As a traditionalist, I'm broadly sympathetic to critiques of Modernity. The internet and social media are now part of modernity. If I could have the pre-1914 world back, I would, and there was of course no Facebook or Twitter then. That said, I'm nevertheless skeptical of articles--I just saw yet another one, ironically via Twitter--that castigate social media as somehow uniquely destructive of society. The thing is, I remember late 20th-century society, before iPhones or Facebook, and I didn't think it was that great. I remember trying to learn royal genealogy before Google or Wikipedia via out-of-date print encyclopedias with no way of finding out who had died since they were published, and conventional media (newspapers, radio, TV) didn't usually report on that sort of thing because it wasn't what most people were interested in. And frankly, being as far as I knew the only teenage monarchist in the world was kind of lonely. I suspect that the sort of Thoughtful American Commentators who denounce social media's ability to connect like-minded people with unusual interests are the sort of commentators who would say that non-conformists like me should get over ourselves and learn to fit into one of the two camps American politics provides. No.

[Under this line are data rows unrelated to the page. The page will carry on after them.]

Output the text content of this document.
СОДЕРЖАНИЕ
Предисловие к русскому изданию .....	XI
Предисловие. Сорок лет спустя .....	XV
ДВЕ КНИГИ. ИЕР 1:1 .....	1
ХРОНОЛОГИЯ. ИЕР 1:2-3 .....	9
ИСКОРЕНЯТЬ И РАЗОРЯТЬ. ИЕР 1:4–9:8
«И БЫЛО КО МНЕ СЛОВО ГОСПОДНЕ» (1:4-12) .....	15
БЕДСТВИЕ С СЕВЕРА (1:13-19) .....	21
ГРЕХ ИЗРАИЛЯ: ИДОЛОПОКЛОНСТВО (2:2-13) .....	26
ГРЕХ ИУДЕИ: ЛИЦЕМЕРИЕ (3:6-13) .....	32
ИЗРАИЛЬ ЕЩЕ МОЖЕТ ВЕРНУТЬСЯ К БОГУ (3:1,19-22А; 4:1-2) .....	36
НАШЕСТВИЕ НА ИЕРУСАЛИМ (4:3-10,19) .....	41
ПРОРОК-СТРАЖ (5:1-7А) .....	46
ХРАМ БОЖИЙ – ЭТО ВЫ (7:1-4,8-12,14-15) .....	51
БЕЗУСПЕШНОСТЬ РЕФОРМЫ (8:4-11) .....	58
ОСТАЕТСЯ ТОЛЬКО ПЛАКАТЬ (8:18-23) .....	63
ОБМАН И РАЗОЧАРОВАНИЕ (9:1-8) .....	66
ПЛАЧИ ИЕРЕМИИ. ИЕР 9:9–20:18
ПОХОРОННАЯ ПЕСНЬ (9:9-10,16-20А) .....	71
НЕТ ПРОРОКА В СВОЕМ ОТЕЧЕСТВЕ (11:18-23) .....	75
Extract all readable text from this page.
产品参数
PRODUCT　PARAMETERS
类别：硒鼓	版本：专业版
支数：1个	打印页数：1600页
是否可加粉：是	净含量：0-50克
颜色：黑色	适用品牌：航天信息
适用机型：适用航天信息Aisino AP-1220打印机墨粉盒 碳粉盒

common criticism is that social media allows people to expose
themselves only to views they already agree with. At least in my case,
that's not true; while I freely admit that anyone who used Facebook to
advocate the abolition of the British or
any other monarchy would not last long on my Friends list, regarding
virtually every other issue my News Feed encompasses a wide range of
views. Sometimes I see enthusiastically pro-Trump and vehemently
anti-Trump posts right next to each other. One of my favourite things on
Facebook is when I look at the list of people who have Liked one of my
royalist posts, reflect on how some of them would disagree sharply on
other issues, and feel affirmed in my conviction that Monarchy can bring
people together as no politician can.